Speaking of which, I’ll skip a Sinai-sized bulk of my notes about this peace-seeking ordeal, to mention a turning point (one of many) that came on the last day, Day 13:

~ As a final signing ceremony was being prepared at the White House, Begin ordered his delegation to withdraw from the Camp David meetings. The thorny issue of Jerusalem was the prickling crown that was about to draw fatal blood from an almost-compete agreement. That old death-struggle between Jew and Muslim had raised its ugly head when Begin’s life-defining resolve was threatened by a letter from President Carter. It was a side letter,  a mere addendum, and not a legal part of the agreement, that came to the forefront of their last-minute contentions. Carter had written the letter as a point of clarification at Sadat’s request. Lawrence Wright wrote:

“If Carter retracted the letter, he would lose Sadat. If he did not, he would lose Begin. There was no way out.”

Meanwhile, back at the ranch. . .er, at the White House, Rosalynn and the staff were making preparations for a signing ceremony to take place in a few hours.

“The true loneliness of leadership is found in such moments, when great gains and great losses await a decision and there is no way of tallying in advance the final cost.”

I will not disclose how this last-minute obstacle was overcome, but I will say this: When Jimmy Carter delivered a photographic gift to Menachem Begin as he was sitting on the porch, the old soldier’s heart of stone  took a back seat, at least for a few minutes, to a heart of flesh. Those photographs were addressed, individually, to Begin’s grandchildren.

Now once again, I will pass over copious notes to offer one final thing I learned while reading Lawrence Wright’s book.

~ In 1981, after all this laborious peacemaking had passed, and after Israel had formally withdrawn from the Sinai peninsula, President Sadat was participating in a ceremonial event to honor Egypt, and to commemorate the war of 1973. Sadat stood on a decorated platform with many other dignitaries, clothed in a field marshal’s uniform, arrayed in his finest honorary regalia.

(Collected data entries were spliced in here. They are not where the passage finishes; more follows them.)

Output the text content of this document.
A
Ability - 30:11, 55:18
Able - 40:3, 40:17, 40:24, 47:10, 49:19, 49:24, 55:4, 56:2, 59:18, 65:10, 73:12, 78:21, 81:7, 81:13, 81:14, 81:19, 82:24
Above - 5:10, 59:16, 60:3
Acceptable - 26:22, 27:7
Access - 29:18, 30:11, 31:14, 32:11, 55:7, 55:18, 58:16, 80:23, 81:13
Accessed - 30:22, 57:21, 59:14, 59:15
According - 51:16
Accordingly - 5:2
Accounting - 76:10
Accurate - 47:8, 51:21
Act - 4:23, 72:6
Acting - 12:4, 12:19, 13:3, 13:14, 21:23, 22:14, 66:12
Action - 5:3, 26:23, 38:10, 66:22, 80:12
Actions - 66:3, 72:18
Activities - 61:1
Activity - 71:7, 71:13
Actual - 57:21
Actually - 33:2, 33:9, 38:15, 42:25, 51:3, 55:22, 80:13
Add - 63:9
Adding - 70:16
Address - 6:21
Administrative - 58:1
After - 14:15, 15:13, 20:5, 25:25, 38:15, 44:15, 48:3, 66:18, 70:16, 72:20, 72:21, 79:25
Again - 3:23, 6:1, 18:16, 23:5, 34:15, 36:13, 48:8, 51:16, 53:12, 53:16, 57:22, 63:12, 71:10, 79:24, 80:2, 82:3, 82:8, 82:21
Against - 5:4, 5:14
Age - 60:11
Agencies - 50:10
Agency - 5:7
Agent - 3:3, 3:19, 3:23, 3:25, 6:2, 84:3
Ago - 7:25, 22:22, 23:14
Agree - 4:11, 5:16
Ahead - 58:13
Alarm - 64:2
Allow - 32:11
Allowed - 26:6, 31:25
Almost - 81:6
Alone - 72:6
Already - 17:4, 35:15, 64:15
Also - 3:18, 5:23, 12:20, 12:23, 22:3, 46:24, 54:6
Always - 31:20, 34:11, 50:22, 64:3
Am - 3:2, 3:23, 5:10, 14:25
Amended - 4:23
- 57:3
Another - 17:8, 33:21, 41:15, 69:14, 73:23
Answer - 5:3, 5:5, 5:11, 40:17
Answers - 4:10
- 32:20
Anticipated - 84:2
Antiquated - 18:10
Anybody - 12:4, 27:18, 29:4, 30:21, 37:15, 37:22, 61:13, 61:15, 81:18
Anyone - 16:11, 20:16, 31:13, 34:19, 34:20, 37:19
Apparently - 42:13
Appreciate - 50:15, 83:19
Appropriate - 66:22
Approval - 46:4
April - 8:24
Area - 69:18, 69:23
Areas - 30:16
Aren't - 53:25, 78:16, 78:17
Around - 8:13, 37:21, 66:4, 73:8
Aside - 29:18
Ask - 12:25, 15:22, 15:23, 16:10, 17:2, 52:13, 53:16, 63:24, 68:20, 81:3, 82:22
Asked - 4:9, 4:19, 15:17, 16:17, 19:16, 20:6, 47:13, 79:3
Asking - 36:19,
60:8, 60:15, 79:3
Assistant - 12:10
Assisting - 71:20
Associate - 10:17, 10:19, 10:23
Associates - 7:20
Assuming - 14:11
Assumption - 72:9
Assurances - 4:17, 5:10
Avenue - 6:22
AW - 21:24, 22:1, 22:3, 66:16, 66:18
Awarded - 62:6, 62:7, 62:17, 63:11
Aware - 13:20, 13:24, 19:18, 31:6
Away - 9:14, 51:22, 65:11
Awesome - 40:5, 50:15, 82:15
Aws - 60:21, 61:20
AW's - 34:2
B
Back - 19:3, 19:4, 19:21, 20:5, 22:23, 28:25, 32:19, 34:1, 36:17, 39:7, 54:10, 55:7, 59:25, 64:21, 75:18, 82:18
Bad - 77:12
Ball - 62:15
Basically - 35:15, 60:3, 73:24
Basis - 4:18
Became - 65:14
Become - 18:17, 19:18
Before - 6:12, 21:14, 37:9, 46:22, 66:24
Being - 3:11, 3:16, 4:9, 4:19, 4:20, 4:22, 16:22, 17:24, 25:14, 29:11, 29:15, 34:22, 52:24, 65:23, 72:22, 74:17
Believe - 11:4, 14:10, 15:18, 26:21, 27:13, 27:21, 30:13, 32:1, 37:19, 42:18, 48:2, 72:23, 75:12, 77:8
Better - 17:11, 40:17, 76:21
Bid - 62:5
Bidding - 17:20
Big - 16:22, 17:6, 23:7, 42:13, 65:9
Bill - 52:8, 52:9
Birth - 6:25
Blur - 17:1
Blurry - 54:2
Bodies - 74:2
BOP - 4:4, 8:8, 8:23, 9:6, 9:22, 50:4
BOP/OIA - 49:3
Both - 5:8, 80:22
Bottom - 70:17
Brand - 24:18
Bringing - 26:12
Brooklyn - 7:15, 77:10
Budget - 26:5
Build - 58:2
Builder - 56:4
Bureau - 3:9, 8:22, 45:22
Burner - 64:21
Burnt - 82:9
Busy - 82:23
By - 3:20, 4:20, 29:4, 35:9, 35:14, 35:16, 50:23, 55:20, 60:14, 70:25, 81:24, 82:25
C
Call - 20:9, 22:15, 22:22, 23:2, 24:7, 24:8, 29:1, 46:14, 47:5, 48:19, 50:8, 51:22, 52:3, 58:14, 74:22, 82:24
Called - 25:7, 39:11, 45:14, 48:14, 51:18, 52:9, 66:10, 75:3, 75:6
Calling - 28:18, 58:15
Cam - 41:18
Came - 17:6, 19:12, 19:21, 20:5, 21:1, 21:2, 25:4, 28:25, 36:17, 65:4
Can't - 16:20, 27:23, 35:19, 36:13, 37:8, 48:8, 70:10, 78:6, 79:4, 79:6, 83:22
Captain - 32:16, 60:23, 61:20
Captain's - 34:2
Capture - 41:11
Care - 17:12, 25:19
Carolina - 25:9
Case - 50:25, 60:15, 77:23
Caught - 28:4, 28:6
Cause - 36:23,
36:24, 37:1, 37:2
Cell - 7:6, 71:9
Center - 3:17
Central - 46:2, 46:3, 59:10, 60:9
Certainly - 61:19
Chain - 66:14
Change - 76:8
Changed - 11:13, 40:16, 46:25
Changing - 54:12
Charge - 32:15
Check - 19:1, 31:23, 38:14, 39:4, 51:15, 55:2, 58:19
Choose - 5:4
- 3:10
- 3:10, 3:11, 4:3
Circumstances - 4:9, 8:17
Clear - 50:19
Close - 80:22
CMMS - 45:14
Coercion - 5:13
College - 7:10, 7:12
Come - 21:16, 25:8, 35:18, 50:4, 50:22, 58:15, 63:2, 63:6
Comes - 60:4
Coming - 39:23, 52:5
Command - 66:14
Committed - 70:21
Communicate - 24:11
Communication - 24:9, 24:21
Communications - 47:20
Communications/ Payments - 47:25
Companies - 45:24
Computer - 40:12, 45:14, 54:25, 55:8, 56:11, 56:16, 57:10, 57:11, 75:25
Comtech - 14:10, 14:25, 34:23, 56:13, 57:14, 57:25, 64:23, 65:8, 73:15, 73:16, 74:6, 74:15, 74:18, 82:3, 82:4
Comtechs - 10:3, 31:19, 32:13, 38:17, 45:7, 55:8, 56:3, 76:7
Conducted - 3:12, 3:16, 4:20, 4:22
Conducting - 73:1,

A band played; fireworks were on display. Military jets passed overhead with acrobatics; a military parade passed in front of the platform for their review. But one troop truck halted. Egyptian soldiers leaped to the ground, brandishing automatic rifles and grenades. One of them raced toward the platform.

“Sadat abruptly stood up and saluted.”

~ And that was the last time Anwar el-Sadat stood on this earth. He was a leader who paid the dearest price of all for his willingness to break ranks with Arab intransigence and make peace with Jacob. He recovered lands for the Egyptians that they could not reclaim through war.  That final stand on the platform–that final salute on October 6, 1981–demonstrated his last full measure of devotion to his country, Egypt. It was also courageous expression of his late-in-life enlistment with a fragile project called peace– a process that sometimes breaks through, like a sunbeam from a dark cloud, into our war-torn world.